Dans la région de Kayes, les départs se sont majoritairement exercés vers l’Europe (la France) ; vers l’Afrique (la Côte d’Ivoire, le Gabon, le Congo-Brazzaville, l’Angola…) ; et vers les Etats-Unis également. Les populations nomades du Nord-Mali, notamment les Touaregs, semblent avoir autant été affectées que les agriculteurs sédentaires du sud du pays. Elles ont, pour leur part, été poussées à se réfugier au Moyen-Orient et au Maghreb, majoritairement en Lybie et en Algérie.

L’association de ces différents éléments a eu d’importantes répercussions sur l’économie nationale. Les entreprises publiques maliennes, dans les années 1980, à travers des pertes progressives de performance, sont apparues très défaillantes.

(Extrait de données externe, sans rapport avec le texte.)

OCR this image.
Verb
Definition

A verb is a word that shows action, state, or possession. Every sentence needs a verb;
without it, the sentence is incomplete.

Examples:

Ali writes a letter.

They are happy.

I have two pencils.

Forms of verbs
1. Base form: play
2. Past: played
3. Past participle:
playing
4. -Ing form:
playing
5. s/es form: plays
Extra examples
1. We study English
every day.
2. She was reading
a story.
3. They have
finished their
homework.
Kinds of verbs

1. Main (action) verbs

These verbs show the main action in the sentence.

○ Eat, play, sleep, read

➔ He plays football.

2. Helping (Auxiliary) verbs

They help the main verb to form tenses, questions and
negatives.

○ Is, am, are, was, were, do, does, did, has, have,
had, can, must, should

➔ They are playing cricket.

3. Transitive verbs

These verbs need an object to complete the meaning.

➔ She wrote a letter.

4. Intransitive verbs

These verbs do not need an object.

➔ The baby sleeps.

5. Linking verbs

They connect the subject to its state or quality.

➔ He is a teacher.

Leur taux d’endettement s’est fortement accru, poussant ainsi l’État à les renflouer, par le bais d’exonérations fiscales, de subventions, et de dotations en capital. Cette stratégie a eu pour conséquence le creusement de l’endettement public. Les agences internationales de développement et de coopération, telles que la Banque mondiale et le FMI, se sont montrés disposées à aider le Mali, ainsi affecté, à redresser son économie. En retour, le pays devait s’engager à mettre en œuvre des programmes intensifs de libéralisation économique.